I felt Rob roll over onto his back and heard his breathing grow heavy. In the distance, I could hear the clank of the train tracks, the urban lullaby that often rocked me to sleep. I turned and stared at the ceiling as if the answers would show themselves if I stated at the blank white long enough.
My mother’s words echoed in my ear with the far off clacking, “He’s your father. You should feel something.”

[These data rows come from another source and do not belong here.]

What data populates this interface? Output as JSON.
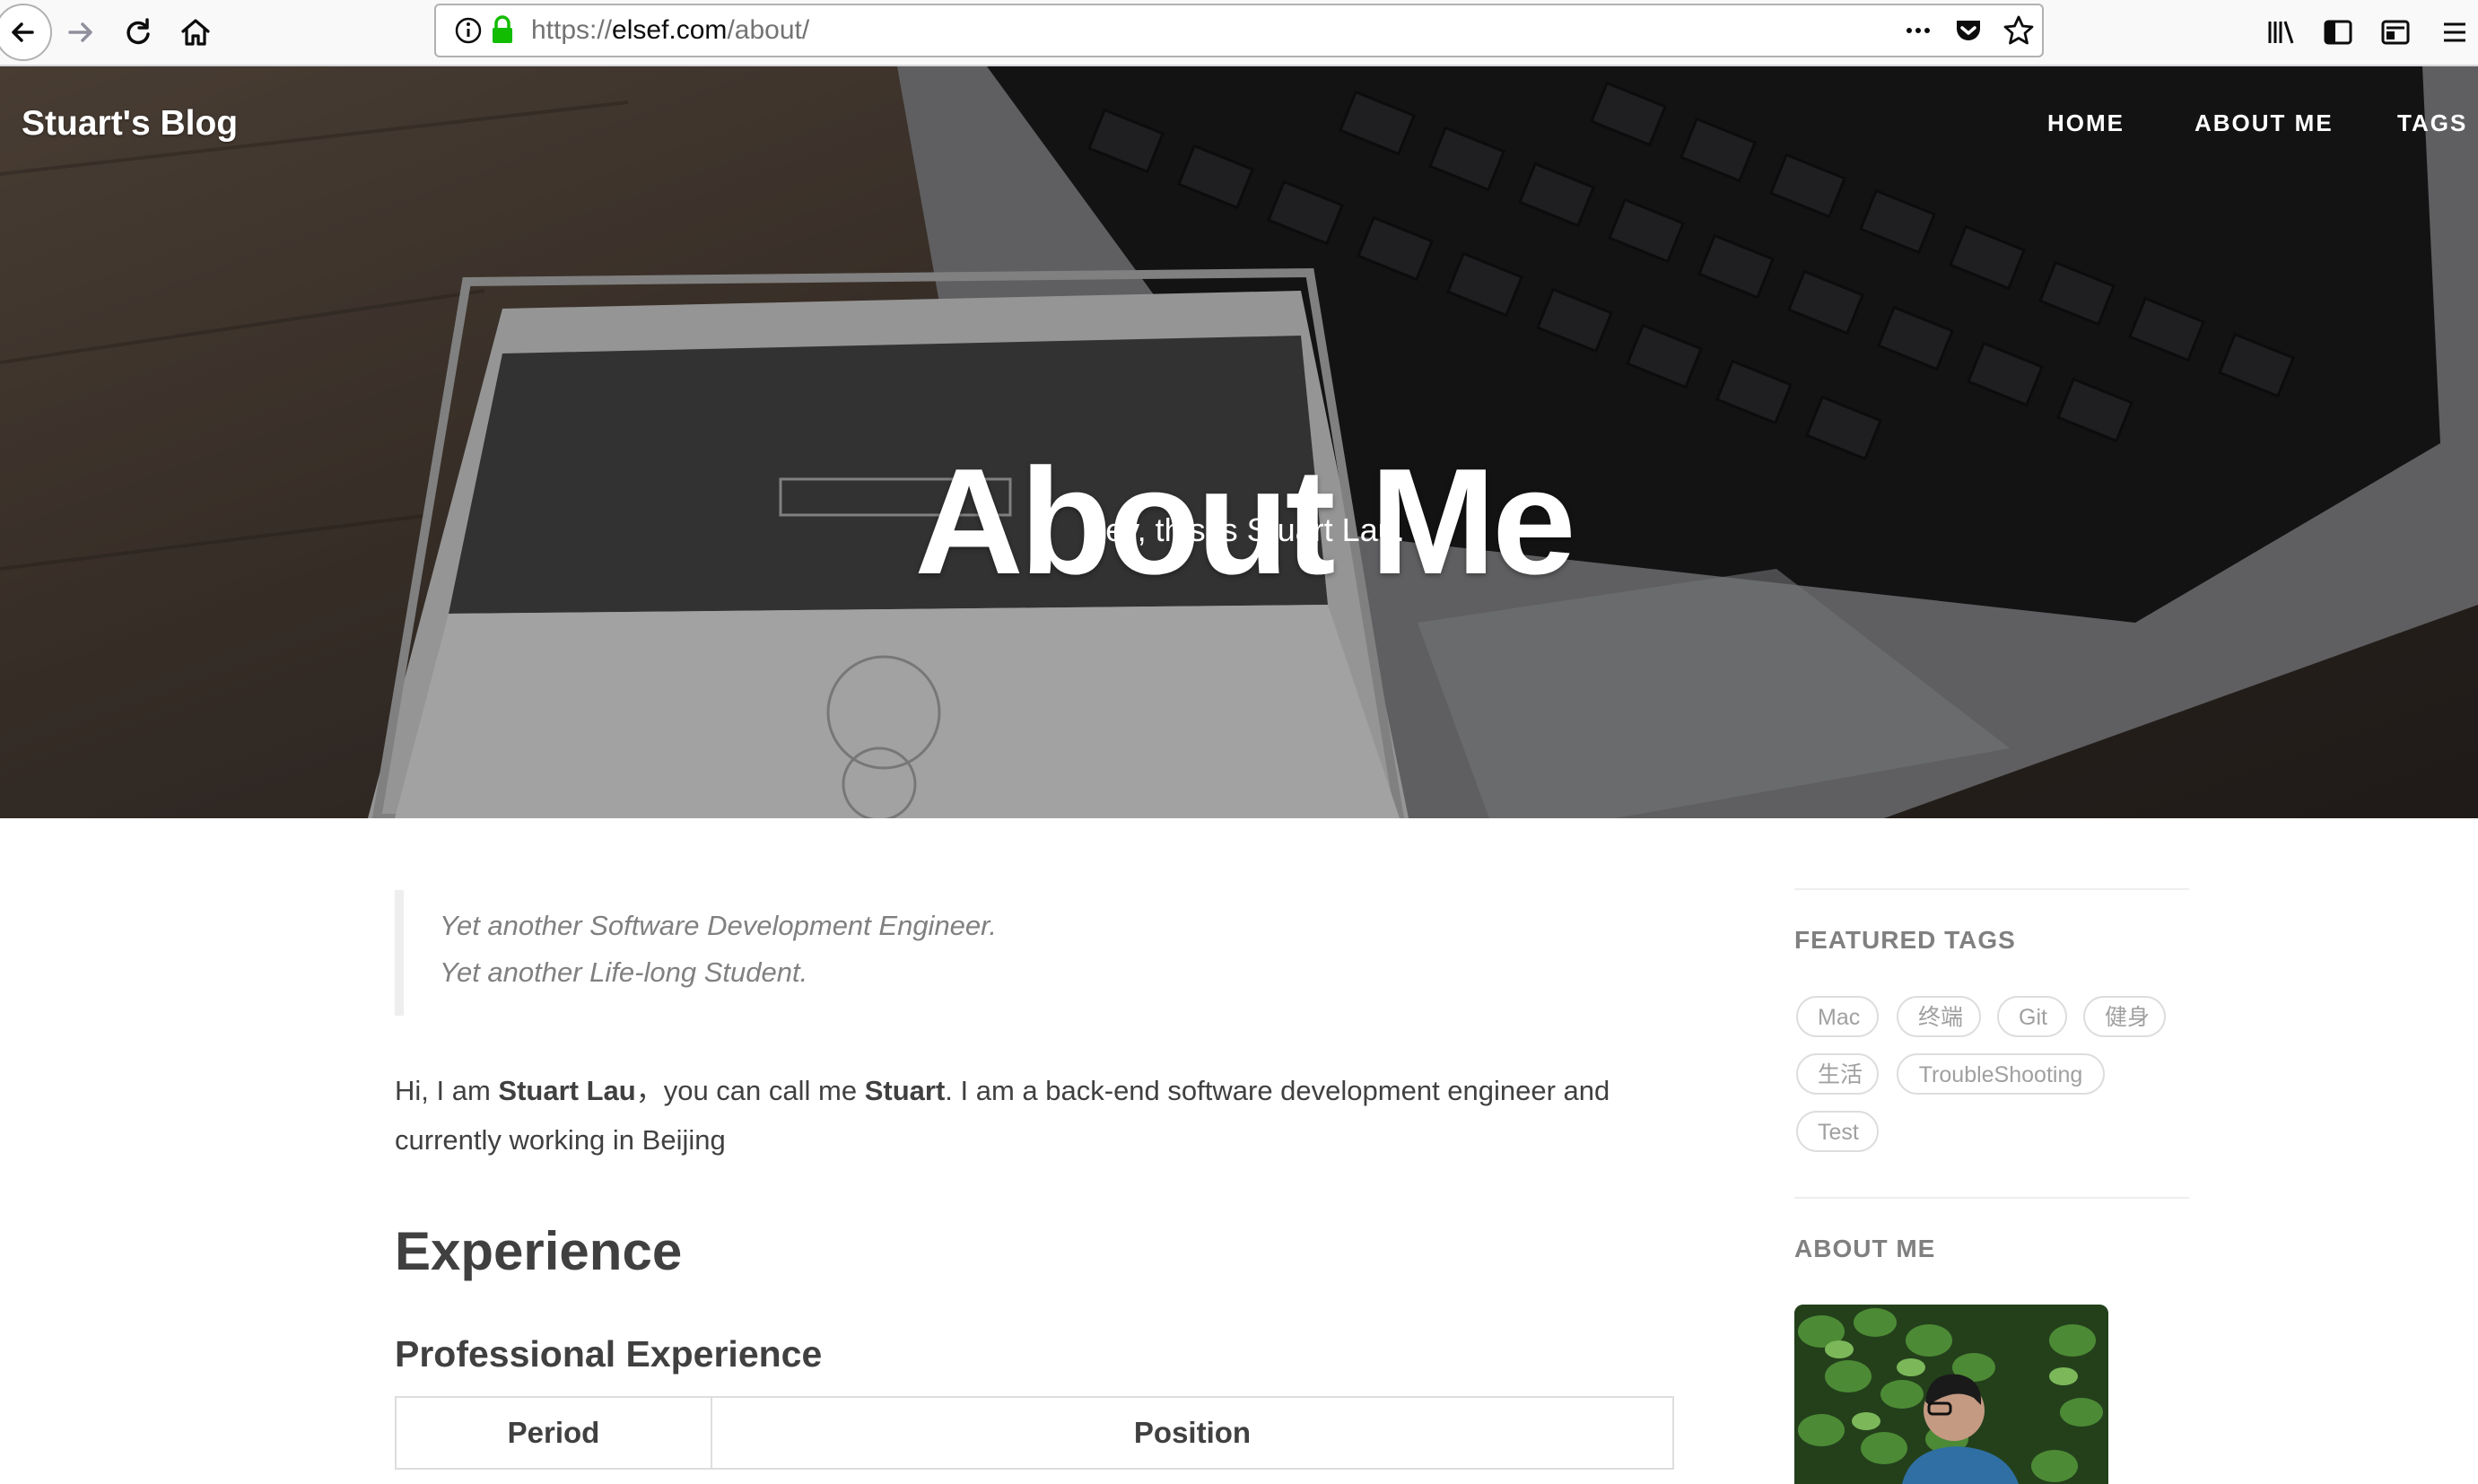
{
  "browser": {
    "url_scheme": "https://",
    "url_host": "elsef.com",
    "url_path": "/about/",
    "icons": [
      "back-icon",
      "forward-icon",
      "reload-icon",
      "home-icon",
      "info-icon",
      "lock-icon",
      "more-icon",
      "pocket-icon",
      "bookmark-star-icon",
      "library-icon",
      "sidebar-icon",
      "reader-icon",
      "menu-icon"
    ],
    "lock_color": "#12bc00"
  },
  "site": {
    "title": "Stuart's Blog",
    "nav": [
      "HOME",
      "ABOUT ME",
      "TAGS"
    ]
  },
  "hero": {
    "heading": "About Me",
    "subheading": "Hey, this is Stuart Lau."
  },
  "main": {
    "quote": [
      "Yet another Software Development Engineer.",
      "Yet another Life-long Student."
    ],
    "intro": {
      "part1": "Hi, I am ",
      "name_full": "Stuart Lau",
      "part2": "，you can call me ",
      "name_short": "Stuart",
      "part3": ". I am a back-end software development engineer and currently working in Beijing"
    },
    "experience_heading": "Experience",
    "professional_heading": "Professional Experience",
    "table_headers": [
      "Period",
      "Position"
    ]
  },
  "sidebar": {
    "featured_tags_heading": "FEATURED TAGS",
    "tags": [
      "Mac",
      "终端",
      "Git",
      "健身",
      "生活",
      "TroubleShooting",
      "Test"
    ],
    "about_me_heading": "ABOUT ME"
  }
}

I knew she was right. I should feel sad or upset that the man who helped bring me into this world, is no longer in it. But to me, he was just a faceless name on a check that arrived every month, court ordered child support.
I didn’t even remember what color his hair was.
I wasn’t upset that he died, I knew that much. How could I miss someone that I didn’t even know? But for some reason, the white ceiling began to blur as my eyes filled with tears.
. . . .
Mrs. Malarkey walked into her classroom a half hour before school was scheduled to start. The fluorescent overhead lights burned her blue eyes as she unloaded her bag onto the old wooden desk.